Pour Myriam Benraad, géopolitologue, auteur de "géopolitique de la colère" (éd. Cavalier Bleu) la colère est consubstantielle à la géopolitique. "J'essaie d'historiciser cette émotion. La colère est omniprésente. Si l'on revient sur l'histoire de cette émotion, elle n'est pas vécue de la même manière par les anciens, qu'elle l'est par les modernes et nos contemporains. Il y a une massification de la colère avec les Lumières et les révolutions industrielles. Ce qu'on vit aujourd'hui, c'est une prolongation des promesses non-tenues de la modernité" explique-t-elle au micro de RCF.
Pour cette chercheuse, la crise sanitaire que l'on vit actuellement va accroître cette colère. "L'urgence sanitaire émerge alors qu'en France par exemple, on est en pleine mobilisation sociale contre la réforme des retraites, et d'autres. Ailleurs dans le monde, il y a des explosions de colère : Chili, Bolivie, Venezuela. Il y a une question sociale non-résolue depuis deux décennies. Il en va de même dans le monde arabe où l'on a tiré des conclusions un peu trop tôt sur le printemps arabe. La crise sanitaire va aggraver les répercussions sociales, alors qu'il y a un rebond des contaminations" ajoute-t-elle.
Face à cela, il n'y a pas de schéma clair de dialogue avec les gouvernements. "Il n'y a pas d'empathie face à la demande sociale qui est évoquée. Dans le pire des cas, il y a eu des répressions violentes, comme en Irak, ou au Chili. En France, les Gilets jaunes ont mené une confrontation ouverte avec les forces de l'ordre et le gouvernement.
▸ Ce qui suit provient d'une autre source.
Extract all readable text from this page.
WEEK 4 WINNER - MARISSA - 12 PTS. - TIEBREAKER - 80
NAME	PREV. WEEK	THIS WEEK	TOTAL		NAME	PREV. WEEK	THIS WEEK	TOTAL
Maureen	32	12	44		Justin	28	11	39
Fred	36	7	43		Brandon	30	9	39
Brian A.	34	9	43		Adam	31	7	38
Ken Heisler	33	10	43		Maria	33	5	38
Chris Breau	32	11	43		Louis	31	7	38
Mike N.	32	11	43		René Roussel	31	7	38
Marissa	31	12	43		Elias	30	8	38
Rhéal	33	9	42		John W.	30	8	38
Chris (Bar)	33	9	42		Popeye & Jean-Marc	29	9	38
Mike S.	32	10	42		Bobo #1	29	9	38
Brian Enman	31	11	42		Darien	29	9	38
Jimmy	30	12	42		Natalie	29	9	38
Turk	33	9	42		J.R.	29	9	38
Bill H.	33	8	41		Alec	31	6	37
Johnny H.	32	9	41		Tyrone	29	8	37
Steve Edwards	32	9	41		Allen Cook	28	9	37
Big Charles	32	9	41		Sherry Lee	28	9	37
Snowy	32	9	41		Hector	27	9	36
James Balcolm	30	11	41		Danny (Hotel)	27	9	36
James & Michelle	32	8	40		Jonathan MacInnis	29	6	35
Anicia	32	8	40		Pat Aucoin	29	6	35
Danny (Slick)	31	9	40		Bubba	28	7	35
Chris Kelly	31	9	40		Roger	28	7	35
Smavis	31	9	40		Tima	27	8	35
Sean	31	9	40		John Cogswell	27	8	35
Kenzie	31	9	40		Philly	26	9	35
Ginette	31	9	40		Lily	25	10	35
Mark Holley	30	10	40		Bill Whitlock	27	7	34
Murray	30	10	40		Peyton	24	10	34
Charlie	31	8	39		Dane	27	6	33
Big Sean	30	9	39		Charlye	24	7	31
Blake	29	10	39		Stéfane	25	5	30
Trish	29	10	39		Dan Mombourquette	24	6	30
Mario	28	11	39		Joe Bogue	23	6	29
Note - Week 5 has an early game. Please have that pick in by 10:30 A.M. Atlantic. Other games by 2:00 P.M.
On a aussi instrumentalisé la colère dans des stratégies politiciennes, diplomatiques. C'est devenu le style des populismes. La colère est aussi un instrument aux mains des chefs d'Etat" lance la géopolitologue.
"Quand on parle de globalisation, qui est devenu un mot valise, cela va de paire avec l'idée du bonheur, de la félicité, de l'accomplissement de soi. On avait promis au peuple la fin du nivellement. En réalité, l'histoire n'est pas finie. Elle est devenue extrêmement violente. Il y a vraiment une accélération des colères à travers le monde dans un contexte de grande précarité lié au coronavirus, ce qui pose le décor pour la suite" conclut Myriam Benraad.